Chart 1 identifies both injuries and fatalities by event type on the x and y axes.
chart1 <- ggplot(data = HarmSum,
aes(x=totalInjuries, y=totalDeaths, label=EVTYPE1)) +
geom_point() +
geom_text(data=subset(HarmSum,
totalInjuries > 2500 | totalDeaths > 250),
aes(label=EVTYPE1),
hjust = -.1,
vjust = -.5,
check_overlap = TRUE,
size = 3) +
coord_cartesian(xlim = c(0,25000)) +
labs(x = "Total Human Injuries",
y = "Total Human Deaths",
title = "Chart 1: Greatest human harm by event type ('96-'11)") +
theme_minimal()
plot(chart1)
Next, total economic damage is analyzed by summarizing the cost of property damage and crop damage for each event type. Because both are in dollar ($) terms, they can be added together to calculate a total damage cost. A summary table of the event types causing a total of over $1 Billion in damage is shown below.

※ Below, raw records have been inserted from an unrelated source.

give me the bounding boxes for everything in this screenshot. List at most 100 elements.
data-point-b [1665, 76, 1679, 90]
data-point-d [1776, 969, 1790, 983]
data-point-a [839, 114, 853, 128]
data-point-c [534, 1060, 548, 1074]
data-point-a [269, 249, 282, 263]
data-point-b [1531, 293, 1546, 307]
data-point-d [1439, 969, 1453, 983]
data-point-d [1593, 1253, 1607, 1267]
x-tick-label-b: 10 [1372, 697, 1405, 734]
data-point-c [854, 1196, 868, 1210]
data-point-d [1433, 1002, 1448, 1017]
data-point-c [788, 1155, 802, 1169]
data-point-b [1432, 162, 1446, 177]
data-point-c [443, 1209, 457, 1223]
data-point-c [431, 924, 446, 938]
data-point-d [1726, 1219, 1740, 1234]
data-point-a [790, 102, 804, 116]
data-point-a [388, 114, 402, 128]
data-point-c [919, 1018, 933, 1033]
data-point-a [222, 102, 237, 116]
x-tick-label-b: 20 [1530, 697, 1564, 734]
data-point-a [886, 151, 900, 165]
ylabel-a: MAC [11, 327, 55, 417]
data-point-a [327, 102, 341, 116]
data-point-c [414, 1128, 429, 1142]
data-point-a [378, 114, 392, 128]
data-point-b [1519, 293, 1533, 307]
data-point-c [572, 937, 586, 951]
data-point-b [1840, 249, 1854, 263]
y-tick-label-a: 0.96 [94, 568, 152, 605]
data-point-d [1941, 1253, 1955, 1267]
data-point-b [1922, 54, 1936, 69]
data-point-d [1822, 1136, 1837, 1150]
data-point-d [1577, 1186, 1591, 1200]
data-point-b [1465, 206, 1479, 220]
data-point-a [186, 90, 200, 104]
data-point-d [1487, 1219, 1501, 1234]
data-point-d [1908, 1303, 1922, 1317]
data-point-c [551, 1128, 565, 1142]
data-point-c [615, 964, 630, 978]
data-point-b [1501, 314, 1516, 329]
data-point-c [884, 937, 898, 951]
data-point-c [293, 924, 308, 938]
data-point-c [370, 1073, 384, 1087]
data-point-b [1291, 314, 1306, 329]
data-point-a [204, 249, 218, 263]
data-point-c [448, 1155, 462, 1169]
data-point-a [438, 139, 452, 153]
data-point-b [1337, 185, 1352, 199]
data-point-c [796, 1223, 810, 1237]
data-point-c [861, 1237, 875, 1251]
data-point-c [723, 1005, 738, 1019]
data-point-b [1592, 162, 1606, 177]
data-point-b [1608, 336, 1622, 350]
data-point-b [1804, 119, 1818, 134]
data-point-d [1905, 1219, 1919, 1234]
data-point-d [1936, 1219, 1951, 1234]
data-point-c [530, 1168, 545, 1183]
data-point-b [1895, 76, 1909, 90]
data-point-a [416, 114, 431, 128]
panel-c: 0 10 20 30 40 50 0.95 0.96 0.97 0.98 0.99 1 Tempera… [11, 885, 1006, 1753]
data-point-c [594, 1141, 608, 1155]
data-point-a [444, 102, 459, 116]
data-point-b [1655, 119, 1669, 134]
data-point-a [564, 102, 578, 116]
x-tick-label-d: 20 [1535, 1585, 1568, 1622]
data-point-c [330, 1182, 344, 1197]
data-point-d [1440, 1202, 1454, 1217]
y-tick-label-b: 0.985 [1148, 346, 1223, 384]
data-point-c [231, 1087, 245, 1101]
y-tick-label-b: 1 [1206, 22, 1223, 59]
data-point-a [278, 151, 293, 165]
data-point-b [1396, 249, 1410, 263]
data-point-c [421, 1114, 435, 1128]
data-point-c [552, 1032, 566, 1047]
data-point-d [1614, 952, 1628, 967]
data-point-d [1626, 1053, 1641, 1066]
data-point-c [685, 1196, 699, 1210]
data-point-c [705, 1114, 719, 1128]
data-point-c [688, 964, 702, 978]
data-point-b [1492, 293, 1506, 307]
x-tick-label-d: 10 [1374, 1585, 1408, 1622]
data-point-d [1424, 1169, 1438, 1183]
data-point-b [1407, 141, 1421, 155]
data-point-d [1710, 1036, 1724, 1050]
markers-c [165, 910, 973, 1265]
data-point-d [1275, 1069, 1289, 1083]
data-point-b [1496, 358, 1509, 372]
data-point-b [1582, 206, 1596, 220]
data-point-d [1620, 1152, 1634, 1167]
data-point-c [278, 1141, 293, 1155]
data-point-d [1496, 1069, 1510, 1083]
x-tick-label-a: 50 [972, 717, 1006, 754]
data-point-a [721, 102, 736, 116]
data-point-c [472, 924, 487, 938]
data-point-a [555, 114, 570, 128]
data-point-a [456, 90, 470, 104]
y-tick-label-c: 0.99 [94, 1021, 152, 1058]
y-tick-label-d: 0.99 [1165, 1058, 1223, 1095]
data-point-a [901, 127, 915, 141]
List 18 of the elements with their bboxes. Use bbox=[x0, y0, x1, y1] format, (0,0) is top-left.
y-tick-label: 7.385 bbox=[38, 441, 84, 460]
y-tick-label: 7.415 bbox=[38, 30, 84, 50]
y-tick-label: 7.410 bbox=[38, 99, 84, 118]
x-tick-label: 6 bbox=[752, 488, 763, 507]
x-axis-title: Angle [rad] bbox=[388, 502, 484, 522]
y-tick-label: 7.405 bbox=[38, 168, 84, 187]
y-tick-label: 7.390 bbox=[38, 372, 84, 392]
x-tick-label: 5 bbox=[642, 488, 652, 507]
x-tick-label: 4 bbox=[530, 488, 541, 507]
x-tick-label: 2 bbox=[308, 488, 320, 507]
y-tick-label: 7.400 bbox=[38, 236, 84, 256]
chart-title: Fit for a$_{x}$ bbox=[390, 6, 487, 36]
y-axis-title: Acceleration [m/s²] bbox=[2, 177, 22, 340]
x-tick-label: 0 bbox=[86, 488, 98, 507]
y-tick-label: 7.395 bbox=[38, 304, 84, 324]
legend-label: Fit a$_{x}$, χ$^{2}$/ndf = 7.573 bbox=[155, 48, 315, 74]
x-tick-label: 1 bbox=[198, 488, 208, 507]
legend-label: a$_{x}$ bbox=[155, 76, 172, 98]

#create a summary table with total damage, and its two components
TotalSum <- group_by(stormCat, EVTYPE1) %>%
summarise(TotalDamage = sum(TotalDamage),
totalCropDamage = sum(CropDamage),
totalPropDamage = sum(PropertyDamage)) %>%
arrange(desc(TotalDamage)) %>%
filter(TotalDamage > 1000000000)
print(TotalSum)
## # A tibble: 15 x 4
## EVTYPE1 TotalDamage totalCropDamage totalPropDamage
## <chr> <dbl> <dbl> <dbl>
## 1 FLOOD 165823736310 6348063200 159475673110
## 2 HURRICANE/TYPHOON 87068996810 5350107800 81718889010
## 3 STORM SURGE/TIDE 47835579000 855000 47834724000
## 4 TORNADO 24900370720 283425010 24616945710
## 5 HAIL 17180204620 2540725700 14639478920
## 6 DROUGHT 14413667000 13367566000 1046101000
## 7 THUNDERSTORM WIND 8821057230 952246350 7868810880
## 8 TROPICAL STORM 8320186550 677711000 7642475550
## 9 WILDFIRE 8162704630 402255130 7760449500
## 10 WIND 6126458900 698814800 5427644100
## 11 ICE STORM 3658058810 15660000 3642398810
## 12 WINTER STORM 1544787250 11944000 1532843250
## 13 COLD/WIND CHILL 1365617900 1334665500 30952400
## 14 RAIN 1313584240 728419800 585164440
## 15 FROST/FREEZE 1261591000 1250911000 10680000
#gather the data into a tidy table for plotting
tidyDamage <- select(TotalSum, EVTYPE1, totalCropDamage, totalPropDamage) %>%
gather(damageType, cost, 2:3)
Floods are clearly the most impactful severe weather events. Note that several different types of floods have been combined given that certain entries, such as “river flood” are not an official event type, but if they are added to general flooding, then it is only logical to also add “coastal” and “flash” flooding to this general flood category. While drought causes the most crop damage, the total value is much less than that of flooding, hurricanes/typhoons, storm surge, etc.
Chart 2 highlights the total economic damage of the top severe weather event types while also identifying the prortion of damage resulting from property or crop impacts by color.
chart2 <- ggplot(tidyDamage,
aes(x=reorder(EVTYPE1, cost),
y=cost/1000000000,
fill = damageType)) +
geom_col(color = "black") +
coord_flip() +
labs(y = "Total Damage ($B)",
x = "Type of Event",
title = "Chart 2: Greatest economic damage by event type ('96-'11)") +
scale_fill_discrete(name = "Type of damage",
labels = c("Crop loss", "Property loss"),
direction = -1, l = 75) +
theme_minimal()
plot(chart2)
This analysis provides a starting point for understanding the impact of several weather in both human and economic terms. While it must be noted that many discretionary decisions were made in the cleaning and recoding of event type data to improve the clarity of the analysis and results, many alternate interpretations of the data could be reached leading to diferences in findings. With that said, this analysis provide evidence that the heat and tornadoes are the leading causes of human harm, and floods and hurricane/typhoons cause the greatest economic impact.